The idea of organic and synthetic data came up again today. I came up with a new metaphor to explain it…
Back when I started taking digital photos back in 2002 (nearly 20 years -sheesh!), the cameras that I used would record a fair bit of metadata about the image when it was taken. The date and time, the camera type, the focal length of the lens, the shutter speed and so on. All of this data was generated organically.
I didn’t need to think about any of that, it just happened automatically.
Those early digital cameras though didn’t have a GPS chip in them. They had no idea where in the world they were. So there was no way in which I could automatically record the location of the photos I had taken.
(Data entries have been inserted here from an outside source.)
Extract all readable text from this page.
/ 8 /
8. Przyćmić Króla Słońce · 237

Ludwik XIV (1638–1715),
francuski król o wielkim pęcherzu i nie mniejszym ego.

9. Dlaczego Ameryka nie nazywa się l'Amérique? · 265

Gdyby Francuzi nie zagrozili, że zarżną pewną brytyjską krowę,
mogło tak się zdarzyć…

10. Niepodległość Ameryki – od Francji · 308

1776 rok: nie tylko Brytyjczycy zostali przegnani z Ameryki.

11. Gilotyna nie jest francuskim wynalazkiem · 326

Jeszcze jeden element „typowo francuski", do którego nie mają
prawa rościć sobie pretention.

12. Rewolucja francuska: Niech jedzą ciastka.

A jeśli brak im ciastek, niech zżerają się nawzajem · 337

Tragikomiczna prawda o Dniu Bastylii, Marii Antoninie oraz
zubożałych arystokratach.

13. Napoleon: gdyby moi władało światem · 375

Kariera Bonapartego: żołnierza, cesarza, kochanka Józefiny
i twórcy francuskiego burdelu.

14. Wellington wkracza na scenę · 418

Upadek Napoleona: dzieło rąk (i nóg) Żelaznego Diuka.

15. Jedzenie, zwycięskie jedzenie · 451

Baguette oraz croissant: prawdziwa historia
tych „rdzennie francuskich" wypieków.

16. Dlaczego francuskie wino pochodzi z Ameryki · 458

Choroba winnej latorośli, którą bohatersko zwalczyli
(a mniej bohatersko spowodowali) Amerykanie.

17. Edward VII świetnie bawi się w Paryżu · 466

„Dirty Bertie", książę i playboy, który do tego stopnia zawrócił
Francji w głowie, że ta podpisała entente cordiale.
I could have manually edited the metadata to be able to add location information. I could have set up a GPS location recorder in time sync with my camera to then record locations and append the metadata somehow later. But to be frank, it wasn’t valuable enough to be bothered. I had no motivation to create this synthetic data, so I didn’t.
These days, all of my photos from my smartphone are automatically encoded with location data unless I choose not to. As a result, Google Photos is now able to provide me with search by map across the many thousands of photos I’ve taken in the past 19 years.
This is nice. It gives me another way to explore my photos. It’s still not enough to make me want to hand classify old photos, though. If the data is generated organically, great. But I have no motivation to go back to the old stuff.
And indeed Google Photos now has ways to attempt to derive location by using pattern recognition in the image itself. If there is a photo of a flower, it probably can’t tell me where the image is from. But if it is a picture of the Eiffel Tower, then Google Photos will be able to suggest that the photo is in Paris.
The moral of this tale? Well, if you are looking at data in an organisation, you should keep a view as to whether the data is organic (has been generated automatically as part of the process of doing things) or is synthetic (has been manually entered by someone).
If the data is synthetic, you then should ask what motivation the person generating that data has to a) input it in the first place and b) ensure the data is accurate and timely. If you draw a blank on those questions, you should question the quality of the data, and also start to think whether there are alternative ways in which you can find the same outcome by being clever with the organic data.